47. A method according to claim 40, wherein the obtaining step is performed after a therapeutic agent is administered to the subject to evaluate the efficacy in treating the disorder or to evaluate its impact on the thickness of the alveolar-capillary membrane.

48. A method according to claim 47, wherein the obtaining step is carried out both before and after the administration of the therapeutic to the subject.

49. A method according to claim 40, wherein the evaluating step comprises evaluating at least one of thickness of the alveolar-capillary membrane, perfusion in the pulmonary blood, ventilated blood oxygen saturation level, shunt, and ejection fraction, based on said obtaining step.

50. An in vivo method for evaluating cardiopulmonary function or whether a subject has chronic heart failure comprising:

(a) delivering polarized ¹²⁹Xe in vivo to a subject such that the polarized ¹²⁹Xe moves across the alveolar-capillary membrane to be taken up in the blood across the membrane, the polarized gas in the blood having a corresponding polarized gas NMR chemical shift signal frequency;

(b) destroying the polarization of the polarized ¹²⁹Xe in the blood and the membrane;

(c) obtaining an NMR spectroscopic signal of the polarized ¹²⁹Xe in the subject over time at the blood chemical shift frequency to generate at least one dynamic data set of the NMR spectroscopic signal strength over time;

(d) evaluating the dynamic data; and

(e) determining whether the subject has chronic heart failure based on the obtaining and evaluating steps.
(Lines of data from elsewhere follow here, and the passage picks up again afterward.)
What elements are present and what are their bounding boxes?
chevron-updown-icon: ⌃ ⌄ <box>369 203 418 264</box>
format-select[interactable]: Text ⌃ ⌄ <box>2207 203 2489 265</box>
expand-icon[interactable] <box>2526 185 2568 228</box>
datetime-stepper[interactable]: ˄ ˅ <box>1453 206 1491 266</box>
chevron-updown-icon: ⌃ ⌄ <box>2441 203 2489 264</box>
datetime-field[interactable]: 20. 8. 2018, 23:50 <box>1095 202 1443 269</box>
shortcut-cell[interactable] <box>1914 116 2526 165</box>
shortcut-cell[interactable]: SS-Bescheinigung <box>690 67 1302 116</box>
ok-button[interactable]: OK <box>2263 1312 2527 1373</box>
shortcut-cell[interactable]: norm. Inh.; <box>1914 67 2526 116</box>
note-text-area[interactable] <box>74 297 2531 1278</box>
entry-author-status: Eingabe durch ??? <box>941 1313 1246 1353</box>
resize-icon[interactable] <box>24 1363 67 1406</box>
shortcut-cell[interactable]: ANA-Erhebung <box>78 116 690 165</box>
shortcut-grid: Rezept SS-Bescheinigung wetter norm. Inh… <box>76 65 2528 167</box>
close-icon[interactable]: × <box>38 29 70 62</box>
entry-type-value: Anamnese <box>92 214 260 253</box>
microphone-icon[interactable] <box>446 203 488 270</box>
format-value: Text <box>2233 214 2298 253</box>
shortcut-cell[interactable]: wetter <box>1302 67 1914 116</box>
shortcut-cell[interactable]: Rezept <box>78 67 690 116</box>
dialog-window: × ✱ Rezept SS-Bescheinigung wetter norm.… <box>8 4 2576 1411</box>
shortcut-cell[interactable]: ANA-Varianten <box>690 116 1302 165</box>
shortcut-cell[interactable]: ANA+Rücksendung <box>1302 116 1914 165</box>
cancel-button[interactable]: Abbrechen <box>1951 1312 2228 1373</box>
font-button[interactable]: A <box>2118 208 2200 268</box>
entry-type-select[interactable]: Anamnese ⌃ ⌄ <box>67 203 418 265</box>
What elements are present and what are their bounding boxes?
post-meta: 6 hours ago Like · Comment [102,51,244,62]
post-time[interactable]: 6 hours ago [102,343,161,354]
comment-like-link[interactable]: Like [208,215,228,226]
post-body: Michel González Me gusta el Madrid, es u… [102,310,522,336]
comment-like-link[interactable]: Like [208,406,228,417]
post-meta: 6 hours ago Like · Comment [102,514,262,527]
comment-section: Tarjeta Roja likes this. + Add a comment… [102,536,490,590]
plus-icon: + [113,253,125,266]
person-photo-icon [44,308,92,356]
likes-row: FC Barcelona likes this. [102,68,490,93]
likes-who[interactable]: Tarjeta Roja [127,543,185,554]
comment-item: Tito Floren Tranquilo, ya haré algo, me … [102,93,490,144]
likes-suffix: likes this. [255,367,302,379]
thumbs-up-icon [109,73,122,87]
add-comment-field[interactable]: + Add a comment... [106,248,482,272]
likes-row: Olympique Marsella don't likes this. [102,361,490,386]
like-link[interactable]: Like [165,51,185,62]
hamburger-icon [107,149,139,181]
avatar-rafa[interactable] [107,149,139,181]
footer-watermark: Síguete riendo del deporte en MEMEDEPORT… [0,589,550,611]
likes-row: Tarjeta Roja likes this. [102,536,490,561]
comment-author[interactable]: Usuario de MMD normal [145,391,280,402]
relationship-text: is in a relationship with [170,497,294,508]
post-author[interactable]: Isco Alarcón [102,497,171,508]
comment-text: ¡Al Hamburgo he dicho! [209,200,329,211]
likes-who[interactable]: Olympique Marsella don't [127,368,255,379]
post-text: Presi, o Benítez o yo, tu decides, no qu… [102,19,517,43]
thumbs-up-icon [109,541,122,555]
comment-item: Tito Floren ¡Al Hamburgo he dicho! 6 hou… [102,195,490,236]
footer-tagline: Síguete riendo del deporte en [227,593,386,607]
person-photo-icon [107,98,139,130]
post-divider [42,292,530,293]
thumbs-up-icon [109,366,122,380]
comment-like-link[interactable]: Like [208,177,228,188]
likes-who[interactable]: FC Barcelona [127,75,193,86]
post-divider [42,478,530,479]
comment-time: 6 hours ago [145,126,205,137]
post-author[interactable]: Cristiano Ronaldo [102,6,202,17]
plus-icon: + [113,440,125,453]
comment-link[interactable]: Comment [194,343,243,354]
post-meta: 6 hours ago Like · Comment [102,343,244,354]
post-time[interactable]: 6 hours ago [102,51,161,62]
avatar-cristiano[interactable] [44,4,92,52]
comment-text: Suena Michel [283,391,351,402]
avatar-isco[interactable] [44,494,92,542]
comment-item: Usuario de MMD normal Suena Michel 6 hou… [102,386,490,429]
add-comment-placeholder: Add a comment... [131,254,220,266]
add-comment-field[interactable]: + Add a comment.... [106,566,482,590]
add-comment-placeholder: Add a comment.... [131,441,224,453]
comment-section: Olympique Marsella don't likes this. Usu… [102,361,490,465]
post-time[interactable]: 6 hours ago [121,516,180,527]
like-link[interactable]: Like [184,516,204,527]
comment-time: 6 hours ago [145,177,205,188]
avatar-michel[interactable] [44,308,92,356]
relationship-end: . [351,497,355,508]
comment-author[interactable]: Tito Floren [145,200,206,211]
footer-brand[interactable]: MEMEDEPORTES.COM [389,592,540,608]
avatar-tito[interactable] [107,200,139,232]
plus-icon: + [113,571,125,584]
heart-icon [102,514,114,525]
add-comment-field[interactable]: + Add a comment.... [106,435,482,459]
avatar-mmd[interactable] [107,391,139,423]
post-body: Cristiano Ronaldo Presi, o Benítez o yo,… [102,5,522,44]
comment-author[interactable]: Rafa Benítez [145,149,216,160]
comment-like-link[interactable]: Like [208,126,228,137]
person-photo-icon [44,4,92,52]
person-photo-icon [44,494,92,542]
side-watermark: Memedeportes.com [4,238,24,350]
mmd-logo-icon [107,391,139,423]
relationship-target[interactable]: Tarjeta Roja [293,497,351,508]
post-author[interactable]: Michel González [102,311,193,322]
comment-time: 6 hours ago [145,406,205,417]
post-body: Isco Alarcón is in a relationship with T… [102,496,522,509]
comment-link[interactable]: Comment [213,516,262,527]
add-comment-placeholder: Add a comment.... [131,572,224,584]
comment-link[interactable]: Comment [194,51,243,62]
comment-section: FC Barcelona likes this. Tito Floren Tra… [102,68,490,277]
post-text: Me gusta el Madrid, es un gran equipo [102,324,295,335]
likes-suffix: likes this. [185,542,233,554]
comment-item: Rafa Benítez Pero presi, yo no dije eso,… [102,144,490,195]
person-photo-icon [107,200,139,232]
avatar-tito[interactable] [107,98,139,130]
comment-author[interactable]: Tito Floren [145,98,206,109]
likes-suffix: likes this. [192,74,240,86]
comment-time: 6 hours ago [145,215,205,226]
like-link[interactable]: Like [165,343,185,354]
51. A computer program product for evaluating the function of a membrane in a subject, the computer program product comprising:

a computer readable storage medium having computer readable program code embodied in said medium, said computer-readable program code comprising:

computer readable program code that obtains a first NMR spectroscopic signal of polarized ¹²⁹Xe in the subject over time at a selected chemical shift frequency to generate at least one dynamic data set of the NMR spectroscopic signal strength values over time;

computer readable program code that obtains a second NMR spectroscopic signal of polarized ¹²⁹Xe in the subject over time at a selected chemical shift frequency to generate at least one dynamic data set of the NMR spectroscopic signal strength values over time; and

computer readable program code that compares the first and second dynamic data sets to evaluate one or more of: (a) the presence of chronic heart failure; (b) to evaluate a physiologic response to a therapeutic agent; (c) to monitor the progression of a respiratory or cardiopulomary disease; and (d) a physiological response to applied stimulus (chemical or physical).